Authorship and compilation. The text of the Bunda­hišn probably grew through different redactions, but it is impossible to say even approximately at what date the first compilation was made. There are several references to the conquering Arabs and their misrule and irre­ligion, suggesting a post-Islamic date, but it is not certain whether they are original or have been added to the work at some later stage. Most scholars subscribe to the view (expressed by Henning, p. 229) that it is “an original work on cosmology in which the scattered teachings of the Avesta were coordinated and brought into a system by an author who, living presumably towards the end of the Sassanian epoch, possessed an encyclopaedic knowledge of the Avestic literature,” and that the final chapters (XXXI to XXXVI) are a later addition. This author also had some knowledge of the Greek scientific literature that had reached Iran under the Sasanians. For example, the contents of chapter XXVIII bear a similarity to the Hippocratic treatise Peri hebdomádōn. Chapter II on astronomy manifests, besides nearly prehistoric views, an acquaintance with Greek and Indian science. In Henning’s words, “There is no doubt that the author of the Bundahishn knew perfectly well that the moon is nearer to the earth than the fixed stars; to say so, however, against the authority of scripture, would have branded him as a heretic.”

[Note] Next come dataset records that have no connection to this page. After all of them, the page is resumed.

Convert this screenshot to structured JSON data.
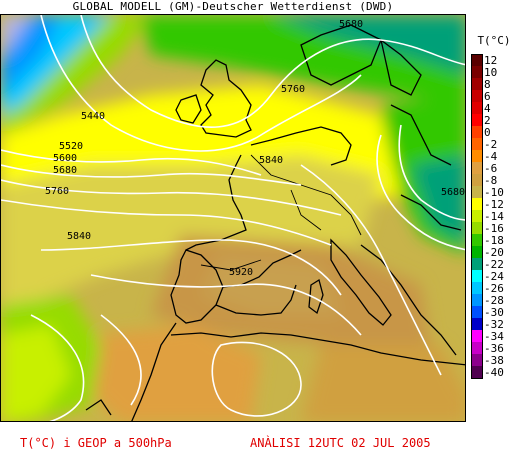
{
  "header": {
    "title": "GLOBAL MODELL (GM)-Deutscher Wetterdienst (DWD)"
  },
  "legend": {
    "title": "T(°C)",
    "items": [
      {
        "label": "12",
        "color": "#5a0000"
      },
      {
        "label": "10",
        "color": "#7a0000"
      },
      {
        "label": "8",
        "color": "#a00000"
      },
      {
        "label": "6",
        "color": "#c80000"
      },
      {
        "label": "4",
        "color": "#e00000"
      },
      {
        "label": "2",
        "color": "#ff0000"
      },
      {
        "label": "0",
        "color": "#ff4000"
      },
      {
        "label": "-2",
        "color": "#ff6400"
      },
      {
        "label": "-4",
        "color": "#ff8c00"
      },
      {
        "label": "-6",
        "color": "#e0a040"
      },
      {
        "label": "-8",
        "color": "#d0a040"
      },
      {
        "label": "-10",
        "color": "#c8b44a"
      },
      {
        "label": "-12",
        "color": "#ffff00"
      },
      {
        "label": "-14",
        "color": "#c8f000"
      },
      {
        "label": "-16",
        "color": "#96dc00"
      },
      {
        "label": "-18",
        "color": "#32c800"
      },
      {
        "label": "-20",
        "color": "#00b400"
      },
      {
        "label": "-22",
        "color": "#00a078"
      },
      {
        "label": "-24",
        "color": "#00ffff"
      },
      {
        "label": "-26",
        "color": "#00c8ff"
      },
      {
        "label": "-28",
        "color": "#0096ff"
      },
      {
        "label": "-30",
        "color": "#0050ff"
      },
      {
        "label": "-32",
        "color": "#0000c8"
      },
      {
        "label": "-34",
        "color": "#ff00ff"
      },
      {
        "label": "-36",
        "color": "#c800c8"
      },
      {
        "label": "-38",
        "color": "#8c008c"
      },
      {
        "label": "-40",
        "color": "#500050"
      }
    ]
  },
  "contour_labels": [
    "5680",
    "5760",
    "5440",
    "5520",
    "5600",
    "5680",
    "5760",
    "5840",
    "5840",
    "5920",
    "5680"
  ],
  "footer": {
    "left": "T(°C) i GEOP a 500hPa",
    "right": "ANÀLISI 12UTC 02 JUL 2005"
  },
  "colors": {
    "title_text": "#000000",
    "footer_text": "#e00000",
    "contour_line": "#ffffff",
    "coastline": "#000000"
  }
}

Among the authors of the last important redaction was evidently the priest who names himself among others at the end of the “family of the mobads” (chap. XXXV A) as “Farrbay, whom they call Jādagīh (son) of Ašwahišt.” His by-name (formerly read Dādagīh, which might mean “fact, situation,” cf. German Gegebenheit—an unlikely name or amended to Dād­weh) was perhaps an honorary title meaning “Apportionment,” recognizing the bearer of it as a godsend to his flock. He names, presumably as a contemporary (possibly even his uncle), Zādsprahm (son) of Juwānǰam, who is known as the author of a very similar compilation, the Wizīdagīhā ī Zādspram (Selections of Zādspram). From the dated Epistles of his elder brother Mānuščihr, written against his innovations in a matter of ritual purification, Zādspra(h)m is known to have been active about A.D. 880. Thus even this final redaction predates the beginnings of Neo-Persian litera­ture by almost a century. It was, though, nearly contemporary with the beginnings of Islamic science, particularly the several works on history, geography, and medicine written in Arabic (often by Persians) in the 3rd/9th century. Nevertheless these works appear to have had little influence on Farrbay.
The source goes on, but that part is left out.